Tom Shearer’s garden in Broughton (opposite the cafe) is also open most of the time, for a donation, and not to miss the main part of his garden around the back
Royal Edinburgh Community Garden
I attended a workshop about the development of this community garden on 20th June. It was started in January 2010 on 15 acres of land at Myreside and the idea of creating a community resource is a pilot which can be replicated elsewhere. It is led by the Cyrenians in partnership with Lothian Health with strong support from the Chairman, Charles Winstanley. One garden coordinator is employed and there is a steering group including Transition Edinburgh South and the Steiner School. The website is at www.http://royaledinburghcommunitygardens.wordpress.com/
The gardens are multi-use for gardening, learning, socialising and are for all ages. They have attracted lots of different interest groups. They agreed to share all the land in common and not to divide it into separate plots for each group and this is working well.
They started by investing a bit of money in clearing part of the site and grading it near the Myreside entrance. They installed water and sewerage and a small Portacabin. By April 2010 it was open and ready to start. There are 5 areas
- South garden – herbs etc
- North garden – raised beds
- Woodland walk
- Forrest garden – soft fruits – Many found among the undergrowth
- Old orchard with 70 trees
After the initial investment of about £50k their running costs are low. A current drain is the cost of renting the Portacabin. Any ideas?
Volunteers from community groups schools and NHs service users all work in the garden which is remarkably productive in only its second year. It is open 7 days a week and staffed 3 days per week on Tuesday, Wednesday and Friday from 10.00 to 4.00.
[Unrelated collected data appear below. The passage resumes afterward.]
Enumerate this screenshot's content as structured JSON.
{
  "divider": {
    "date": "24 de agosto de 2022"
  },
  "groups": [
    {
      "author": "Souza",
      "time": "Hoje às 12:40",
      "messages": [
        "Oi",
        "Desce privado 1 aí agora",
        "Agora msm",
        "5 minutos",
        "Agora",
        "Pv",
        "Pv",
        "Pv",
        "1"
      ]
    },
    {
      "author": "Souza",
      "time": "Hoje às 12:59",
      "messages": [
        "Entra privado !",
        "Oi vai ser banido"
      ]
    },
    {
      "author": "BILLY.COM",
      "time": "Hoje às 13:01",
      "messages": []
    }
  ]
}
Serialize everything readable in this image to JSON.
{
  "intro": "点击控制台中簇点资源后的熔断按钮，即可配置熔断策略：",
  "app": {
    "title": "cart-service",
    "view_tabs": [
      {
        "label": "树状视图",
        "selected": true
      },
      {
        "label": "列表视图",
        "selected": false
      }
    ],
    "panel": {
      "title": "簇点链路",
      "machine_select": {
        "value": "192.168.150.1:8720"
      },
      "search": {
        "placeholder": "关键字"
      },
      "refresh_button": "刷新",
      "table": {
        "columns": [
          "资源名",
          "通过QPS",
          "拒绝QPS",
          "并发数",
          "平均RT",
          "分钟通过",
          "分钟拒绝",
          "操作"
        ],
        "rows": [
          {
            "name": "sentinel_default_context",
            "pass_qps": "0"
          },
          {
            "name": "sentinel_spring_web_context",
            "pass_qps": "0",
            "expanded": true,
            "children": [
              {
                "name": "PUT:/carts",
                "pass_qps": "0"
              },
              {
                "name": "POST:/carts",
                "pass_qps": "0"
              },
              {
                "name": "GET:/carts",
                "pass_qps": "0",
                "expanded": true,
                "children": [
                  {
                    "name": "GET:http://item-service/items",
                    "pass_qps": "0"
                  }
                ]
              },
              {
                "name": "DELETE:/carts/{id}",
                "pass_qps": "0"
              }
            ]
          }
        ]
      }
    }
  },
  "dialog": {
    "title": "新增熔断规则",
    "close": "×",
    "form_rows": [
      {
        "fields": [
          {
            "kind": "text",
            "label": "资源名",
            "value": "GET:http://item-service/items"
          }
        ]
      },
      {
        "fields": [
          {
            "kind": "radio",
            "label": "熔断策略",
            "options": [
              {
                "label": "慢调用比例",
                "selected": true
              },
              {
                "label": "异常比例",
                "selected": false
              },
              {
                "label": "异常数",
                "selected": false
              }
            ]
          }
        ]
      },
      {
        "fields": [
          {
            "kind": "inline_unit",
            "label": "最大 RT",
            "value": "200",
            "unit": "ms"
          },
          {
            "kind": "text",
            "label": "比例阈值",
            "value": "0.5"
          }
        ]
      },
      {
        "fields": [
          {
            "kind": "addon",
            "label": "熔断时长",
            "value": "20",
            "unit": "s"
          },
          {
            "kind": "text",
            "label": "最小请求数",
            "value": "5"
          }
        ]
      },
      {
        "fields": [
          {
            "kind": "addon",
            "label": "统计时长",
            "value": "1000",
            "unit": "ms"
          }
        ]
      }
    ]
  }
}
It has a limited life, as the Health Board my need to take it back, but the idea can be exported and the most likely next location is Musselborough Community Hospital. The Cyrenians look beyond NHS land and may identify other pockets which can be used.
We visited the Gardens and I was impressed with the amount achieved in such a short time. Unsurprisingly they broke the ground by putting in potatoes. There are raised beds with lots of veg growing. They have invested in rabbit proof fencing. They are growing new orchard root stock and will graft scions from old Scottish fruit trees thus saving species. (Did any of you see the programme about apples on BBC 4 recently?)
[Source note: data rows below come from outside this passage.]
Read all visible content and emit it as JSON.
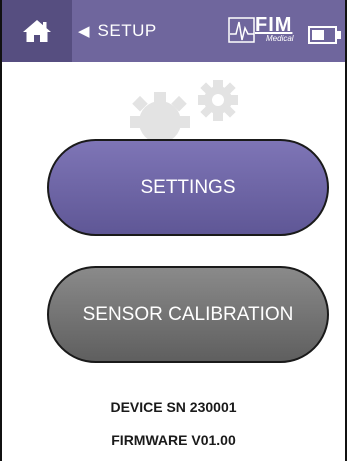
{
  "topbar": {
    "back_label": "SETUP",
    "home_icon": "home-icon",
    "back_icon": "chevron-left-icon",
    "battery_icon": "battery-icon",
    "logo": {
      "name": "FIM",
      "sub": "Medical"
    },
    "colors": {
      "bar": "#6f669d",
      "home": "#564e80"
    }
  },
  "buttons": {
    "settings_label": "SETTINGS",
    "calibration_label": "SENSOR CALIBRATION",
    "colors": {
      "settings": "#6f669d",
      "calibration": "#707070"
    }
  },
  "device": {
    "sn_text": "DEVICE SN 230001",
    "firmware_text": "FIRMWARE V01.00"
  }
}
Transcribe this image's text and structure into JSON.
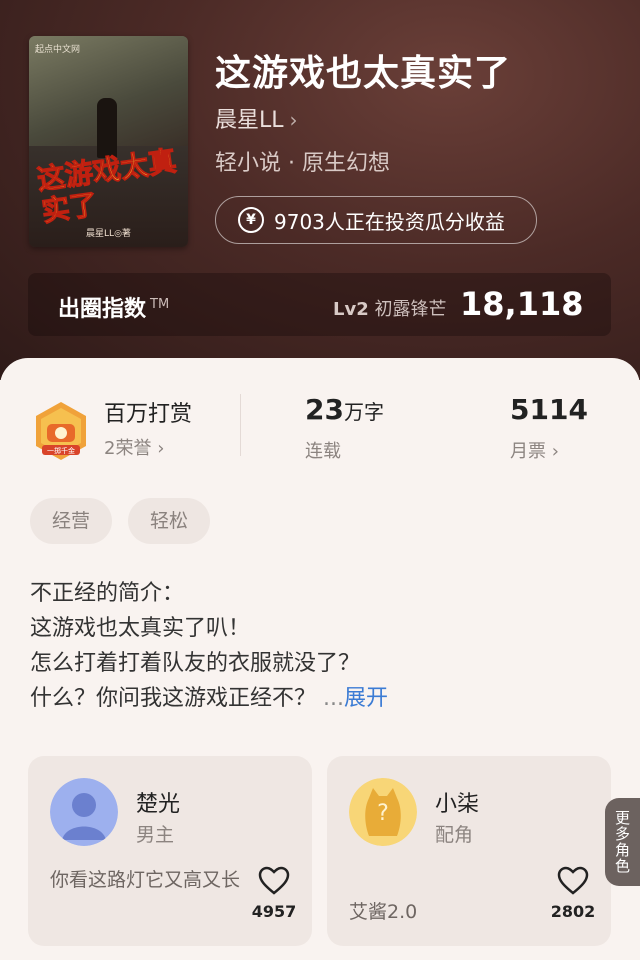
{
  "book": {
    "title": "这游戏也太真实了",
    "author": "晨星LL",
    "author_chevron": "›",
    "genre": "轻小说 · 原生幻想",
    "invest_icon": "¥",
    "invest_text": "9703人正在投资瓜分收益",
    "cover": {
      "publisher": "起点中文网",
      "title": "这游戏太真实了",
      "author": "晨星LL◎著"
    }
  },
  "index": {
    "label": "出圈指数",
    "trademark": "TM",
    "level": "Lv2",
    "level_name": "初露锋芒",
    "value": "18,118",
    "chevron": "›"
  },
  "stats": {
    "reward": {
      "title": "百万打赏",
      "sub": "2荣誉",
      "chevron": "›",
      "badge_text": "一掷千金"
    },
    "words": {
      "value": "23",
      "unit": "万字",
      "sub": "连载"
    },
    "tickets": {
      "value": "5114",
      "sub": "月票",
      "chevron": "›"
    }
  },
  "tags": [
    "经营",
    "轻松"
  ],
  "intro": {
    "lines": [
      "不正经的简介：",
      "这游戏也太真实了叭！",
      "怎么打着打着队友的衣服就没了？",
      "什么？你问我这游戏正经不？"
    ],
    "ellipsis": "...",
    "expand": "展开"
  },
  "characters": [
    {
      "name": "楚光",
      "role": "男主",
      "quote": "你看这路灯它又高又长",
      "likes": "4957",
      "avatar_color": "#8fa6e6"
    },
    {
      "name": "小柒",
      "role": "配角",
      "quote": "艾酱2.0",
      "likes": "2802",
      "avatar_color": "#f4c95a"
    }
  ],
  "more_roles": "更多角色",
  "colors": {
    "accent_link": "#3b7bd4",
    "hero_bg": "#4b2a26",
    "panel_bg": "#f9f3f0"
  }
}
If you are interested in volunteering or just visiting then go on their website to see what current activities they have.
Future visits and dates
Alison Cunningham and I have discussed and looked into going to Kevock Garden at 16, Kevock Road Lasswade. I spoke to Stella Rankin and she is happy to have a group visit. She charges £3 per head for a minimum party of 15. She says the garden will be lovely in early September and we have picked a date of Monday 5th September in the afternoon at 2.00. She can lay on tea and coffee on request for a £1.00 donation to charity. See more at www.kevockgarden.co.uk .
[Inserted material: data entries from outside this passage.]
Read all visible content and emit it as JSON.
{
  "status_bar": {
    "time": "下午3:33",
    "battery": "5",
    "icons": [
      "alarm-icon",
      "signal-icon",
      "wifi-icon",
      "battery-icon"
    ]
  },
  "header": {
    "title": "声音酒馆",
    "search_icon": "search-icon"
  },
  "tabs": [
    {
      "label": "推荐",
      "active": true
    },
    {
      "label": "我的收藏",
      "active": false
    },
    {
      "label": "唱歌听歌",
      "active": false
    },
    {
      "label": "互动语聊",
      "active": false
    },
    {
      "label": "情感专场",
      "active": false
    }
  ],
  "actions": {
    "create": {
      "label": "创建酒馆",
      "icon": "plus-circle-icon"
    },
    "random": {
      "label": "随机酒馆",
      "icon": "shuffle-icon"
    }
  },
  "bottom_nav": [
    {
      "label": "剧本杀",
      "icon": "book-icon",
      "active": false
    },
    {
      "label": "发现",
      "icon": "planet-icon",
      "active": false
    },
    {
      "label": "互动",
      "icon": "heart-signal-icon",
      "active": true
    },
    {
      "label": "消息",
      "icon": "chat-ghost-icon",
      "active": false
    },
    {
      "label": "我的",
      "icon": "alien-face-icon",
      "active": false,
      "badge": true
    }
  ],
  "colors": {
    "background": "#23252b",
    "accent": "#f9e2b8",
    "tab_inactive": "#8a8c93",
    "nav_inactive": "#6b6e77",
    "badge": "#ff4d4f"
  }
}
Stella advises as follows:
Turn at the house and park along the wall of number 14 – very close in.
Steep paths – Bring good shoes and mountain poles if you need them.
Scotland for Gardeners describes this, ‘As a house and garden combination, with its huge collection of plants and views to die for, this is an exceptional garden’
Wednesday 6th July 6.30 p.m. We are going again to Falcon Bowling and Tennis Club, 84, Newbattle Terrace. There will be glass of wine and lots of roses courtesy of John Chalmers.
Saturday 23rd July 10.30 a.m. Alison Cunningham at 7, Lauder Road a ‘take us as you find us’ local visit.
August – no meeting due to holidays and Festivals
Monday 5th September – Kevok Garden, Lasswade
These are now posted on the Grange Association website under the ‘gardens’ tab.